針生:やはり人材です。モノづくりは人づくり、仕組みづくりも人づくりです。舞台ファームで人材を育てる上で、彼らは家業としての農業ではなく企業として就職するのだということを強く意識しています。私は農業のプロとして経験を積んできたので、どこでどんな問題が起こるか、新しい農場に入った人がどのようなところで苦労するかなどが分かります。新規参入してくる方には、そのような目配りや気配り、思いやりを忘れないことが大切です。さらに、働き方を変えて、掛け持ちで働いてもらうなどの自由度をつくり、いい人材がプロジェクトに関与しやすくしていくと、一層大きなパワーが生まれると思います。

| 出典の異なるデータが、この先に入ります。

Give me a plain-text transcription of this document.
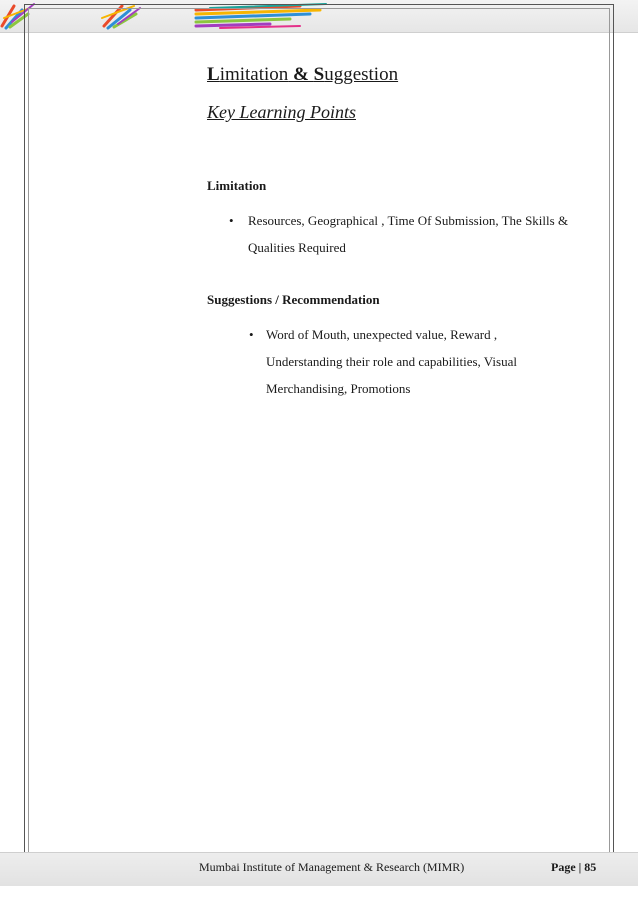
Limitation & Suggestion
Key Learning Points
Limitation
• Resources, Geographical , Time Of Submission, The Skills & Qualities Required
Suggestions / Recommendation
• Word of Mouth, unexpected value, Reward , Understanding their role and capabilities, Visual Merchandising, Promotions
Mumbai Institute of Management & Research (MIMR)	Page | 85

そしてもう一つの課題はTPP。これは「徹底的(T)にパクって(P)パクり(P)倒す」という意味です(笑)。人材やマーケットなど、うまくやっているところは全部「TPP」するという感じです。うまくいく理由、いかない理由を分析すれば全てわれわれの力になる。農業は個人の思いが強すぎるのですが、もっと他者をコピーするという発想も大切だと思います。

――3.11の後に、「世界に発信できるようなメード・イン・東北」をつくっていく、そして「日本らしい」新しい農業をつくる、とおっしゃっています。ITやインターネットの時代だからこそ発揮できる「日本らしさ」はあると思いますか。

針生:日本らしさは日本の中にいると気づきません。だからこそグローバルな世界にいろいろな情報が効率的に流れるITが最大の武器になります。今、世界的にキーワードとして3.11や放射能の問題などがあり、みんな東北のことが気になっている時期です。それをいい意味のキーワードにしていければと思っています。そのためには、特徴的なビジネスモデルを東北につくり、マンパワーやプラットフォームの上に、いろいろな領域の人材が農業に真剣勝負で取り組んでいくような、一段広角な取り組みが実現できると素晴らしいと思います。